Deuxièmement, sur la réforme de la gouvernance du réseau et face à la grave crise du fret ferroviaire en France, il convient de revoir les modalités de fonctionnement du secteur. Un combat semblait s'amorcer la semaine dernière entre RFF et la SNCF pour la conduite du leadership du réseau. La SNCF semble prendre ce leadership, mais quelle est l'ambition pour le réseau associée à cette réforme ? Je ne la vois pas. Deux mots semblent tabous concernant le fonctionnement du fret ferroviaire : la productivité et la qualité. Pour assurer la survie du fret ferroviaire en France, il faut désormais un plan de productivité et de qualité, avec des objectifs chiffrés pour le réseau. Seul l'État, patron de RFF et de la SNCF, peut mener à bien ce plan.

Enfin, l'harmonisation sociale. S'agissant du cadre social harmonisé, l'organisation du travail en France est régie soit par voie conventionnelle pour le transport routier, soit par un accord d'entreprise avec l'État pour la SNCF, qui prévoit des périodes de repos supplémentaires et donc des pertes de productivité imposées. À l'inverse, nos concurrents bulgares et espagnols ont des conditions de travail dictées par le marché. Le fret ferroviaire pâtit en France de conditions de travail imposées.

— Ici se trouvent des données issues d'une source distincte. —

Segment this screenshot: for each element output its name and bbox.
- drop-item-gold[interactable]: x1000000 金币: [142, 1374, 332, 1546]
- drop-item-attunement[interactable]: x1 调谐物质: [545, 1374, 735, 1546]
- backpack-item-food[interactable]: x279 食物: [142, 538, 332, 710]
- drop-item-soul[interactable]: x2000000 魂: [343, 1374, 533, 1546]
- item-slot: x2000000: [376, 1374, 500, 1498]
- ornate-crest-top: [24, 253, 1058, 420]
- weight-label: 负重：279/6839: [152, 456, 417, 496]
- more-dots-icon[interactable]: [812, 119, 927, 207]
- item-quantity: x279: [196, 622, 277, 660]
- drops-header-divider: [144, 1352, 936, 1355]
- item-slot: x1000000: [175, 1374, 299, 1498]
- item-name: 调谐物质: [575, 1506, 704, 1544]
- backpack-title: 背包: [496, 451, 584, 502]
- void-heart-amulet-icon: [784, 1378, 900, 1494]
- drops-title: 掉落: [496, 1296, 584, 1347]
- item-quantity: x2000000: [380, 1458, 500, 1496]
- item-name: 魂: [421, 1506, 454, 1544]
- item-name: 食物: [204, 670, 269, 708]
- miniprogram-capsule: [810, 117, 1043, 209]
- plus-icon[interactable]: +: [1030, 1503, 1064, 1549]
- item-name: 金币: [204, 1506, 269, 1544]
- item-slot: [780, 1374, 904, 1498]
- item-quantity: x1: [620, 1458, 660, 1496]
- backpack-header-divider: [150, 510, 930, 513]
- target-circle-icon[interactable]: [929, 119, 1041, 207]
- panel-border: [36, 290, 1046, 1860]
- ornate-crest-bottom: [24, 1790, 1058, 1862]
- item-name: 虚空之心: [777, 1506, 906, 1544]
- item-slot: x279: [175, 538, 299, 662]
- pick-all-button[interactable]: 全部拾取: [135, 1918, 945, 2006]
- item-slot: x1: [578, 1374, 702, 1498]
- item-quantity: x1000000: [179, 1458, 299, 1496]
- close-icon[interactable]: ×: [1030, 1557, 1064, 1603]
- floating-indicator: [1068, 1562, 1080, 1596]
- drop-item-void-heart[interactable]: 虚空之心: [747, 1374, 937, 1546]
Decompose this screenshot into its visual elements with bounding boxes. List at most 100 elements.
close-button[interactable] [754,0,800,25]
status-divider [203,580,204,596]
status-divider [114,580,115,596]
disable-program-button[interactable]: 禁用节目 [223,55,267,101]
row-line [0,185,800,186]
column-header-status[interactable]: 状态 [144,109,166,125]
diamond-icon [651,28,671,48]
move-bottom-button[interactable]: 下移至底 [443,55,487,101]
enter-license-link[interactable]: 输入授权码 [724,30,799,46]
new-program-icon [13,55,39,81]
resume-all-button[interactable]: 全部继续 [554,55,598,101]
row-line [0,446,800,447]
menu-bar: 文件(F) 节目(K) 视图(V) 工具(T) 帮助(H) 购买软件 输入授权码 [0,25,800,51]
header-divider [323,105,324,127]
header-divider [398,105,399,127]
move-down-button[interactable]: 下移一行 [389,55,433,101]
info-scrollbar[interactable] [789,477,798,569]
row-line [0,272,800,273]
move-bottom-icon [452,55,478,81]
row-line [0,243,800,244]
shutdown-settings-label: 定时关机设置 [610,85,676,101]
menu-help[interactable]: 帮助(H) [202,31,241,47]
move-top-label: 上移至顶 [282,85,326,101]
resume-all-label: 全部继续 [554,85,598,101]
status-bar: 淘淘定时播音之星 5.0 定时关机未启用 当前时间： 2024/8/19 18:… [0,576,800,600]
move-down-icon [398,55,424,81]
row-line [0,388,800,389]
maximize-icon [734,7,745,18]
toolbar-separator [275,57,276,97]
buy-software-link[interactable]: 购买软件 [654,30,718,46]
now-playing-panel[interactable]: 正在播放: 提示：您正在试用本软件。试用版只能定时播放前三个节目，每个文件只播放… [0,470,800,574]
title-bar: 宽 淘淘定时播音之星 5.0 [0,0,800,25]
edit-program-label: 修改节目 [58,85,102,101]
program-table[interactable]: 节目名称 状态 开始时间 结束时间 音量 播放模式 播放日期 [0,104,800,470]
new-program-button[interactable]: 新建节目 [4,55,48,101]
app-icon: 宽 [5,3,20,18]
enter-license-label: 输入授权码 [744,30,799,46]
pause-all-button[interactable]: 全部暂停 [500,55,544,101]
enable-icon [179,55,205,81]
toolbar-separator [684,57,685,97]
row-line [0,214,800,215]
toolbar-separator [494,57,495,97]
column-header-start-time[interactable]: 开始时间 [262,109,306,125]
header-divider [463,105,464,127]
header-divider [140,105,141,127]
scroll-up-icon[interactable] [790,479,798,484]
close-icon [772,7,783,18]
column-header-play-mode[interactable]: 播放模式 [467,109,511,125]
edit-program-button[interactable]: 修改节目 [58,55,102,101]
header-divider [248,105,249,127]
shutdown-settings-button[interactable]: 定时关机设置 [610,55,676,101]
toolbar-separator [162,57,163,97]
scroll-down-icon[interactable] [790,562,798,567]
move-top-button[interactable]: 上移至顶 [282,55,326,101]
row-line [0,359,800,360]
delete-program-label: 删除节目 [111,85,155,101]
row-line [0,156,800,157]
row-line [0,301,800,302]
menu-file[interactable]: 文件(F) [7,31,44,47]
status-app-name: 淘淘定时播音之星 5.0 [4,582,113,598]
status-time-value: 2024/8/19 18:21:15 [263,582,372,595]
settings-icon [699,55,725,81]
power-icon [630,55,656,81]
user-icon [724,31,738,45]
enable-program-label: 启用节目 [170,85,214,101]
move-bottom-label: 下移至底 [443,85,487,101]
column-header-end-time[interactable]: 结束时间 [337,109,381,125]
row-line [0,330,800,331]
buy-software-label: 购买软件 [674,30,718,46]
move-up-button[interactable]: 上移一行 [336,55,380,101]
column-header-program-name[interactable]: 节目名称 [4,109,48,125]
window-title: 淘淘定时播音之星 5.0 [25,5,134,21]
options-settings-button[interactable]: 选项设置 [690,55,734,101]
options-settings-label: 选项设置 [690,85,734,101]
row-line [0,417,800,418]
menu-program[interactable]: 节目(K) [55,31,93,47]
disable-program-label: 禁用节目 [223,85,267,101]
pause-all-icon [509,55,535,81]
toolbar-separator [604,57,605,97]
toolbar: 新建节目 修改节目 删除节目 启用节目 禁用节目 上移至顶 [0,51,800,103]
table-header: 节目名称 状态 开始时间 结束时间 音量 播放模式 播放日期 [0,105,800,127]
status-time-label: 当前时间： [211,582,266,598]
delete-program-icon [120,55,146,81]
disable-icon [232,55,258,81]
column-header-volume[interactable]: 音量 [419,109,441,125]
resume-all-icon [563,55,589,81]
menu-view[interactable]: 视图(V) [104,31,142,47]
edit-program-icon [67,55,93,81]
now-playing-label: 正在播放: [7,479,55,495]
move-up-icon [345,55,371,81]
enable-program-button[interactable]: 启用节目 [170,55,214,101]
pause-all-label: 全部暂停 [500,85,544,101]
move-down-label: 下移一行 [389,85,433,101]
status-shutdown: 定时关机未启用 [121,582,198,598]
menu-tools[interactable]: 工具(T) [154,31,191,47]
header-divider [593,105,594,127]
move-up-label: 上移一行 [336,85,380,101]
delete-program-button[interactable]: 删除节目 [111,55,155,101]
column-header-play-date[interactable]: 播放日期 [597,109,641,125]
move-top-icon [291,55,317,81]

Nous réfléchissons actuellement dans un contexte français, alors que le débat est européen. Mon concurrent n'est pas l'activité fret de la SNCF mais le chauffeur routier bulgare, roumain ou espagnol, d'autant que la SNCF se voit imposer une organisation du travail qui, par nature, la place hors du marché. Ma préoccupation se situe dans le fait que des milliers de camions traversent la France de part en part plus rapidement, et à un coût moins élevé, que ne peut le faire Euro Cargo Rail. La situation qu'a connue le transport routier, avec une concurrence effrénée des pavillons étrangers, va prochainement toucher le transport ferroviaire. Or, nous prenons le chemin contraire en prévoyant par la loi des contraintes supplémentaires. Encore une fois, la discussion doit se dérouler en ayant à l'esprit le cadre européen. Le vrai sujet, s'agissant du cadre social modernisé, est d'aider la SNCF en allégeant ses contraintes dans l'organisation du travail. Sinon, l'activité de fret ne sera jamais compétitive et nous supporterons des coûts supplémentaires alors que le marché est en dépression. En résumé, nous faisons le contraire de ce qui est logique : il nous faut un choc de compétitivité, au plan social et, je pèse mes mots, un choc de productivité sur le réseau français.